LTC Yingling's explanation for our failure in Iraq, that our armed forces are insufficiently prepared for counter-insurgency warfare, is not at all new, and definitely not anti-war. The problem isn't that we're insufficiently expert at "counter-insurgency". The problem is that Counter-Insurgency is no more a real art or science at which anyone could be expert, than is Astrology or Creationism.
No doubt you can put down popular movements by killing enough people, or making them refugees, to terrorize the remainder into submission. But that process already has a name, "genocide". And genocide doesn't require any particular skill on the part of those who carry it out that would qualify it as a field of expertise. "Counter-Insurgency" is just a euphemism for a genocidal willingness to make war on a people, rather than the enemy armed forces that are the only legitimate objects of a just war.
Of course there are points of overlap between "counter-insurgency" and the professional skills needed in actual legitimate warfare. The people who are the victims of a counterinsurgency have to be offering some armed resistance, or there would be no conflict. Fighting that armed resistance requires a subset of individual soldier skills, and even some small-unit tactics. But there is no evidence that the Army was unprepared for these legitimate soldier skill and tactical components of "counter-insurgency" in either Iraq or Vietnam. On the contrary, our troops consistently outfought even the well-trained NVA, and even in situations where our massive advantage in supporting fires was irrelevant, if not downright counter-productive.
The only part of what our troops are being asked to do in Iraq that the generals did not prepare them for is the outright genocide part. And that's a good thing, an incredibly important, far more important than tactical skills, good thing. What those Marines did in Haditha, and what the Abu Ghraib guards did, is what a successful "counter-insurgency" would look like. Thank God Haditha and Abu Ghraib are still treated as criminal aberrations, and not adopted as policy.
The real failure in Iraq and Vietnam is that we sent our highly professional soldiers and Marines out to do a job whose internal logic requires thugs and war criminals for its execution. There's plenty of blame for that to go around, and doubtless the generals deserve their share. But that share would consist only of the extent to which they winked at the procedures of Haditha and Abu Ghraib. We have civilian control of the military in this country, and the generals were not free to refuse a mission that was not clearly criminal at its inception. They were not free to override the political and diplomatic judgement of their political masters that we would be greeted with candy and flowers by the Iraqi people, and assert instead as a basis for their planning that we would face an insurgency in which their soldiers and Marines would be called on to do criminal things in order to "win".
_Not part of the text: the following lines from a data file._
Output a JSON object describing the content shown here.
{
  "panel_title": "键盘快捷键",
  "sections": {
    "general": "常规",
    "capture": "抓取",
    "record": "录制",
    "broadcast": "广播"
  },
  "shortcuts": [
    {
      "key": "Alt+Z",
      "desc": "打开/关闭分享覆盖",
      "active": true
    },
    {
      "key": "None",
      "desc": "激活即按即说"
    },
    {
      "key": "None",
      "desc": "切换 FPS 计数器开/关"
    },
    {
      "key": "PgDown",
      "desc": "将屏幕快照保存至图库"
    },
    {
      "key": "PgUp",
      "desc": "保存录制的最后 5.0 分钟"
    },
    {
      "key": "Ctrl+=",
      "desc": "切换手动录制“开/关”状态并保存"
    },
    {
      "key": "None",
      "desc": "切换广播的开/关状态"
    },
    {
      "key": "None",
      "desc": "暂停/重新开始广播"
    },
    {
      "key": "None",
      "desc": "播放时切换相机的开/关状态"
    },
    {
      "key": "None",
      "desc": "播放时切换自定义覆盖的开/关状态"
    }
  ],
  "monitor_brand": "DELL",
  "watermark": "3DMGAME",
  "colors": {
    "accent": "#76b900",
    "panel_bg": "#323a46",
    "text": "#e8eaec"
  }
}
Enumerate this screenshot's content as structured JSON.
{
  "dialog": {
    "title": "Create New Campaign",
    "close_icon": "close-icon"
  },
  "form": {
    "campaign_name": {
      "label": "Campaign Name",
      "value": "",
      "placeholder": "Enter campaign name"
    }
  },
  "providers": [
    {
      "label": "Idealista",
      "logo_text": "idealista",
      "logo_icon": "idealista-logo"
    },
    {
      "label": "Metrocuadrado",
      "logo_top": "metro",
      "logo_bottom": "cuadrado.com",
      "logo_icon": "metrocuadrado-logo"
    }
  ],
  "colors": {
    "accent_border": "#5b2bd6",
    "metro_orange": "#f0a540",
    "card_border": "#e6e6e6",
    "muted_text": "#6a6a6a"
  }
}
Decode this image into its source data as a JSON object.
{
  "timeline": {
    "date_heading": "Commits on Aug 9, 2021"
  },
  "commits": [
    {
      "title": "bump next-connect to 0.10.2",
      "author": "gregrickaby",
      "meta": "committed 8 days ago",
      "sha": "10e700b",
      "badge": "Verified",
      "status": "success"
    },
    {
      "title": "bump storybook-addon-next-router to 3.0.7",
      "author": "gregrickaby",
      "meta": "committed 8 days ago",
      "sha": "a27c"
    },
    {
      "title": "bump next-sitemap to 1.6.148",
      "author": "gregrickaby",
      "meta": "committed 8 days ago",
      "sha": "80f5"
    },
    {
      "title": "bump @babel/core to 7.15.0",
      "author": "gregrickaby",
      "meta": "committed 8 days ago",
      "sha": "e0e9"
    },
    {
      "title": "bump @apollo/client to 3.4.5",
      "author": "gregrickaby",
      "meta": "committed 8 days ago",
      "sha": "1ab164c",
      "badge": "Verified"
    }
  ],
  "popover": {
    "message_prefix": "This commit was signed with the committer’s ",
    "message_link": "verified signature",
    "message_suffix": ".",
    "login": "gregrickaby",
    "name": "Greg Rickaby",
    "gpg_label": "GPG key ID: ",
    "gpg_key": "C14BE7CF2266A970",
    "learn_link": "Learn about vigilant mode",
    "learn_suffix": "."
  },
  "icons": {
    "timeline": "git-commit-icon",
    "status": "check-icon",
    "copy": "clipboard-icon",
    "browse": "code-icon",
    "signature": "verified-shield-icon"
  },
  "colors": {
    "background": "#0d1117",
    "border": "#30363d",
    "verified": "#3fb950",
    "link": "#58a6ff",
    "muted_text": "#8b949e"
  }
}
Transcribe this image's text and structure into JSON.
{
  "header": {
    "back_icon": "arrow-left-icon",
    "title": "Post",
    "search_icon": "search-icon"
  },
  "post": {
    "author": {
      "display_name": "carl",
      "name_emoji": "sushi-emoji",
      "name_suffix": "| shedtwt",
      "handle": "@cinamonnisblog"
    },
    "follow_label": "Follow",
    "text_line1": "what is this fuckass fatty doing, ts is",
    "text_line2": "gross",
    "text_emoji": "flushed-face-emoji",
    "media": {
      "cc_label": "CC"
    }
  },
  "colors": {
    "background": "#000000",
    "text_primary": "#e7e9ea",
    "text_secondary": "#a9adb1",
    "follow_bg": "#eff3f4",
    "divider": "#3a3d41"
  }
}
Our failure in Iraq was and is political. The Founders did not live in a world in which there seemed any possibility that our country would become the new Great Britain. But we have since become the thing that victimized us in the 18th Century, a hyperpower that is in a position to even contemplate the mad project of invading and occupying other countries in order to impose on them governments favorable to our interests. In this evolved situation, we need to evolve new constitutional limitations on the use of armed forces that will foreclose the possibility of them ever being required to participate in "counter-insurgency". We have a Posse Comitatus Act, somewhat eroded by recent enactments that ought to be repealed, that wisely sharply limits the use of our armed forces against our own people. This law was designed to protect both our people and our military, and the same need to prevent the corruption of our military applies to its use in the rest of the world. We need, a law first, then an amendment when that can be achieved, that extends the prohibition on the use of our troops for police work to foreign countries, as well as our own.